Elaine was not so lightly affected. “But,” she said severely, repressing her emotion, “I don’t understand, Mr. Kennedy, how scientific inquiry into ‘the poisoned kiss’ could necessitate this sort of thing.”
She pointed at the photographs accusingly.
“But,” he began, trying to explain.
“No buts,” she interrupted.
“Then you believe that I—”
“How can you, as a scientist, ask me to doubt the camera,” she insinuated, very coldly turning away.
Kennedy rapidly began to see that it was far more serious than he had at first thought.
“Very well,” he said with a touch of impatience, “if my word is not to be taken—I—I’ll—”
He had seized his hat and stick.
Elaine did not deign to answer.
Then, without a word he stalked out of the door.
As he did so, Elaine hastily turned and took a few steps after him, as if to recall her words, then stopped, and her pride got the better of her.
She walked slowly back to the chair by the table—the chair he had been sitting in—sank down into it and cried.
. . . . . . . .
Kennedy was moping in the laboratory the next day when I came in.
Just what the trouble was, I did not know, but I had decided that it was up to me to try to cheer him up.
“Say, Craig,” I began, trying to overcome his fit of blues.
Kennedy, filled with his own thoughts, paid no attention to me. Still, I kept on.
Finally he got up and, before I knew it, he took me by the ear and marched me into the next room.
I saw that what he needed chiefly was to be let alone, and he went back to his chair, dropping down into it and banging his fists on the table. Under his breath he loosed a small volley of bitter expletives. Then he jumped up.
“By George—I will,” he muttered.
I poked my head out of the door in time to see him grab up his hat and coat and dash from the room, putting his coat on as he went.
“He’s a nut today,” I exclaimed to myself.

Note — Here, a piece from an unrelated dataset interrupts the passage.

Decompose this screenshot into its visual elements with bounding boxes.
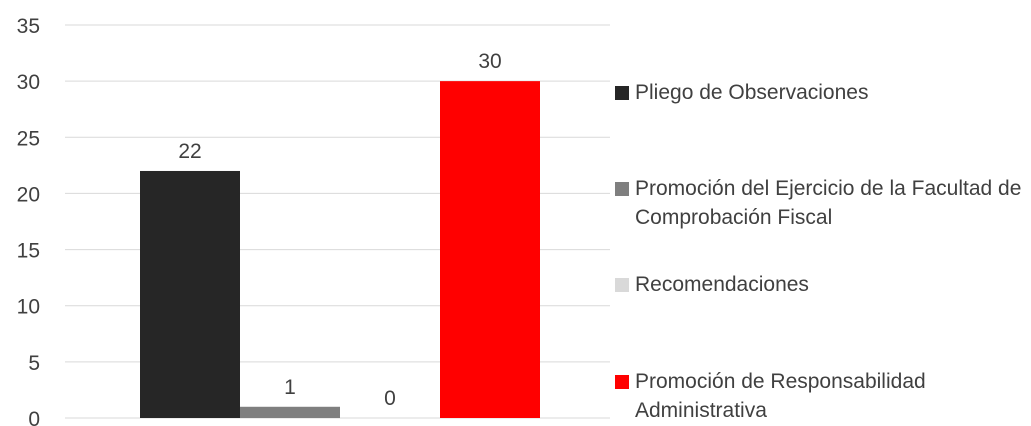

Though I did not know, yet, of the quarrel, Kennedy had really struggled with himself until he was willing to put his pride in his pocket and had made up his mind to call on Elaine again.
As he entered, he saw that it was really of no use, for only Aunt Josephine was in the library.
“Oh, Mr. Kennedy,” she said innocently enough, “I’m so sorry she isn’t here. There’s been something troubling her and she won’t tell me what it is. But she’s gone to call on a young woman, a Florence Leigh, I think.”
“Florence Leigh!” exclaimed Craig with a start and a frown. “Let me use your telephone.”
I had turned my attention in the laboratory to a story I was writing, when I heard the telephone ring. It was Craig. Without a word of apology for his rudeness, which I knew had been purely absent-minded, I heard him saying, “Walter—meet me in half an hour outside that Florence Leigh’s house.”